Professor Sarvis and his students, also in collaboration with Messiah College, are plotting the entire city, and plan to continue expanding the online map as the early 20th-century expansion of Harrisburg is mapped out. For more than three years, Albert and his students have mapped the Harrisburg population from 1900 to 1930 using census data curated from Ancestory.com and translated by Messiah College faculty and students.

This ongoing work will culminate in the publication of Harrisburg University’s (HU) methodology and findings.  Originally slated for the spring 2018 issue of the Pennsylvania History: A Journal of Mid-Atlantic Studies, the incremental progress of the work has required publication to be pushed to Spring 2019. That issue will contain articles pertaining to the Digital Harrisburg work.  HU has been asked to contribute a co-authored article, by a student and faculty, detailing the Geographic Information Systems (GIS) component of the spatial data development and analysis.  The spatial data and analysis will also be published and hosted by HU through an expansion of the interactive online map.
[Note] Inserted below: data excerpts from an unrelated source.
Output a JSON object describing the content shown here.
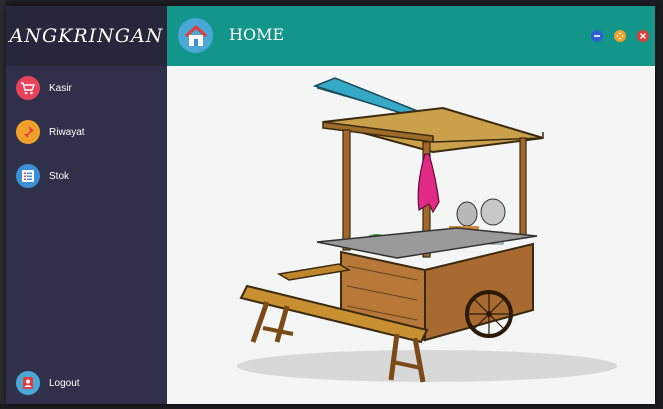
{
  "app": {
    "brand": "ANGKRINGAN"
  },
  "header": {
    "title": "HOME"
  },
  "sidebar": {
    "items": [
      {
        "label": "Kasir",
        "icon": "shopping-cart-icon",
        "color": "#e8435a"
      },
      {
        "label": "Riwayat",
        "icon": "pin-icon",
        "color": "#f1a12b"
      },
      {
        "label": "Stok",
        "icon": "list-icon",
        "color": "#3a8fd6"
      }
    ],
    "logout": {
      "label": "Logout",
      "icon": "logout-icon",
      "color": "#4aa7d6"
    }
  },
  "window_controls": [
    {
      "name": "minimize-button",
      "icon": "minus-icon",
      "color": "#2f5fd0"
    },
    {
      "name": "maximize-button",
      "icon": "move-icon",
      "color": "#f1a12b"
    },
    {
      "name": "close-button",
      "icon": "close-icon",
      "color": "#e23a3a"
    }
  ],
  "colors": {
    "sidebar": "#30304a",
    "brand_bg": "#27273c",
    "header": "#12968a",
    "content_bg": "#f4f5f5"
  },
  "illustration": "angkringan-cart-illustration"
}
The Isthmus of Corinth survey dates to May of 2017 when Professor Sarvis and student John Nieves-Jenings traveled with Dr. Pettegrew and a group of Messiah College students to Ancient Corinth to conduct drone mapping surveys of specific regions in the Isthmus.

The trip, the drone mapping training, and resulting map products were funded by Harrisburg University and Messiah College. By all accounts, that trip was a success.  Concept drone mapping produced highly accurate and useful products and allowed the researchers to document and perfect the methodology for future work. In all 16 separate flights were undertaken for a total of 6 compiled aerial photo mosaics.

Dr. Pettegrew’s book, The Isthmus of Corinth: Crossroads of the Mediterranean World, is the culmination of many years of research including time spent living in Greece.  Many other scholars have studied, and are currently studying, this area.  In the Fall of 2016 faculty from Michigan State and Ohio State performed the first archaeology drone mapping flights of the Isthmus. While their flights were focused on excavation locations, much more of the area must be inventoried as development spreads westward from Athens.

Dr. Pettegrew’s connection to the Isthmus region and the ongoing work by other institutions links Harrisburg University’s Geospatial Technology Program and Center to a large scale, robust and sustained research initiative. Furthermore, it allows HU to contribute an expertise and focus that adds unique value to the project.